Saturday, April 19, 2014

The Centurion's Tale

And now, for something completely non-pictoral, I present a short monologue written for Easter.  I'll be performing this tomorrow and if i can managed to get it filmed, I'll add that video to the end of the post.  For now, here's the script:


You know how the story goes.  A cohort of roman soldiers gathered beneath the crosses. The messiest part of their work done they are now on their knees gambling, drawing lots for the soon-to-be dead man’s clothing. The leader of these men, a centurion, stands apart, watching the condemned man’s final moments of agony.  He is silent as he observes the manner in which this innocent convict meets his fate.  You know the words that centurion spoke as the man who hung from that cross gasped his last breath.  Well, I was that centurion, the man who executed the orders that killed the Son of God.

I also was there when they condemned this man, and sentenced him to death though they could not prove he had committed any crime.  His one offense that so outraged the Jewish leaders and compelled them to demand his life of Pilate?  He claimed to be King of the Jews and Son of God.  A bit crazy, perhaps, but a capitol crime?  Surely not.  And when faced with these accusations, did he become defensive or angry?  No, he stood in silence and accepted the charges.

When Pilate asked if it was true that he was King of the Jews, a simple, respectful reply was all he gave:  “it is as you say.”  So Pilate had us beat the man, hoping to appease the wrath of the Jewish leaders and avoid a riot.

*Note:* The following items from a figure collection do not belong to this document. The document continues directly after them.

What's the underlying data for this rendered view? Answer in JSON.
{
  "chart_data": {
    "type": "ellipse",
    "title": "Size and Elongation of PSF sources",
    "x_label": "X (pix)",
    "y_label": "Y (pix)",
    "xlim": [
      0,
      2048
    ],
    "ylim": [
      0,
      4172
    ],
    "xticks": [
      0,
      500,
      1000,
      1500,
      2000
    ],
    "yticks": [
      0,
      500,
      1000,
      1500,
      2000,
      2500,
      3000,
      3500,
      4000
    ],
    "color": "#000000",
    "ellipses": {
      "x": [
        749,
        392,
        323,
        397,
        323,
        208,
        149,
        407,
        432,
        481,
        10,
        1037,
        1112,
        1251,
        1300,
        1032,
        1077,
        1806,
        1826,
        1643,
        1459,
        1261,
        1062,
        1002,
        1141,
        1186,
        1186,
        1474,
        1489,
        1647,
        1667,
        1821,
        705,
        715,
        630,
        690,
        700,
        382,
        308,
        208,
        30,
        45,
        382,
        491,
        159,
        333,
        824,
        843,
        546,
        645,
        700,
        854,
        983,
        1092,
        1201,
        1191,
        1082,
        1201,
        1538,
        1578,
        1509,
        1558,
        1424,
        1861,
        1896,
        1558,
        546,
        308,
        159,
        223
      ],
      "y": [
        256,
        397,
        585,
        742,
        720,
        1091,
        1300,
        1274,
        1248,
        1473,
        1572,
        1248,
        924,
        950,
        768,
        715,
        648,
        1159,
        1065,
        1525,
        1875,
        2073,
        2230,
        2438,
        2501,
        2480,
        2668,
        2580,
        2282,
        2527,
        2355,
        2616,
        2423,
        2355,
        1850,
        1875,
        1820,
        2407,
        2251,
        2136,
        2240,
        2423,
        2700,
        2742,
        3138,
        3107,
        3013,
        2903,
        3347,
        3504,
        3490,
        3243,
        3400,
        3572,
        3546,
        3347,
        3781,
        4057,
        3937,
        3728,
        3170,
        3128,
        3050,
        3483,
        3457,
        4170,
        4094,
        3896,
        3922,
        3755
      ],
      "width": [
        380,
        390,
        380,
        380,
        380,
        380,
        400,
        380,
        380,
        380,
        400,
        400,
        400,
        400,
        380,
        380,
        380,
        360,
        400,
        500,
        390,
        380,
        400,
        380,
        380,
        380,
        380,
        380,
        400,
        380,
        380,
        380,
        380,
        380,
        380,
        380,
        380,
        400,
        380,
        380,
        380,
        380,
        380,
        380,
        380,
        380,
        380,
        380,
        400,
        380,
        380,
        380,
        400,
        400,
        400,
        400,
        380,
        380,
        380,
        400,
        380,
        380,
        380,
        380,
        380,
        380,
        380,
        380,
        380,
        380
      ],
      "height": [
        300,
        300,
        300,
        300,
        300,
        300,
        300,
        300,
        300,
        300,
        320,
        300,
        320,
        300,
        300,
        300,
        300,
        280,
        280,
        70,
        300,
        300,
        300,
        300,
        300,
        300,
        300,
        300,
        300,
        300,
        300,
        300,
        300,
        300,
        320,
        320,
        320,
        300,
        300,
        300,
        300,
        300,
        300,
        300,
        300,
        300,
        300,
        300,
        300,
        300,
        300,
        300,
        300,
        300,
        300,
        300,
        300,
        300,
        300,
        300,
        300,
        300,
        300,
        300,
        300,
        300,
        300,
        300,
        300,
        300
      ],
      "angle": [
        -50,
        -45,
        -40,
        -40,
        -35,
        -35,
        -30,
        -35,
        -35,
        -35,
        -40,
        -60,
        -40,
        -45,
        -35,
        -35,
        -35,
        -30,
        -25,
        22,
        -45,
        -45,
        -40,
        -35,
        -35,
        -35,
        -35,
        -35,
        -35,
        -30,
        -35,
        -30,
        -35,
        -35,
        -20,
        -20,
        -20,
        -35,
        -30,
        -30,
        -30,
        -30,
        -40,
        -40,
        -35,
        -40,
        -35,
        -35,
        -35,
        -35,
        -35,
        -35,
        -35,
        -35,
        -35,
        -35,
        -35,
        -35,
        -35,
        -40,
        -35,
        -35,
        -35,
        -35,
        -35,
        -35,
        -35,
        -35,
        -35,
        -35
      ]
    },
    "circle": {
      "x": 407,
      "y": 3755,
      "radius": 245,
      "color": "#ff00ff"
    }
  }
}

Yes, we laughed at him then.  Mocked him, dressed him in rags, with a crow of thorns and a wooden scepter.  “Hail, King of the Jews,” we jeered.  A bit of harmless fun, we thought it.  We were not killing anyone, and his scars would heal in time, and maybe He would have some sense beaten into him and learn his proper place.

But this was not enough for the leaders.  They pushed and pushed until there was no choice.  In order to keep the peace, we must kill this harmless madman. 

As the crowds gathered around to toss insults at him while he hung in agony, did he lash out or hurl words of hate back at his mockers?  As nails ripped through the flesh of his hands and feet, did he cry out for mercy? Did he seek escape from his anguish by accepting painkillers offered to him?  No mere man could have refused such temptations!

Instead, he said, “Father forgive them, they know not what they do.”  Speaking forgiveness of sin as only a God could give, and asking it of God himself, calling him Father? 

But there was more than just his attitude that was different.  When the thief that hung on his right asked forgiveness, He assured the man he would be in paradise with him that very day.  Only a God could make a promise like that.

And stranger still, at midday the sky grew dark, as if Creation itself was mourning his passing.  Only then did he call out, speaking to God with a familiarity that no man would dare.  “My God, my God, why have you forsaken me?”

And finally, as he died, were his last words those of hate, anger, despair or loss?  No, none of these; not even the acceptance of a beaten man, but something like victory rang out as he said, “It is finished! Into your hands I commit my spirit,” and he died.

Suddenly the ground beneath our feet began to tremble, as if rocked by great heaving convulsions of grief.

Surely this man was the Son of God. 


But why?  As he himself said, why had God forsaken him?  What was the cause?  I didn’t understand then, but I know now.  This was no mere political execution.  No mere appeasement of the masses. Certainly not the death of a madman or criminal.  No, this was a sacrifice.  This man, this Jesus, called the Christ, died in our place.  You, like I, caused his death.  This sacrifice was a payment of the penalty due for your sins and mine.  Truly, this man was the Son of God, and his gift, by his death, was life for us, a life in which we might also become sons and daughters of God.

3 comments:

Isaac Church said...

I really like this monologue. I was just browsing blogs and came across this, and I'm very happy to have found it. If you'd like, you can check out my blog over at http://isaacchurch.blogspot.com/ :) I'd be more than ecstatic to have some visitors :D

pinoy said...

political angle was used to make the execution happen

The Jerk said...

right, but the emphasis in the sentence is on "merely," stating that it was more that JUST political, that there was more at work than just politics.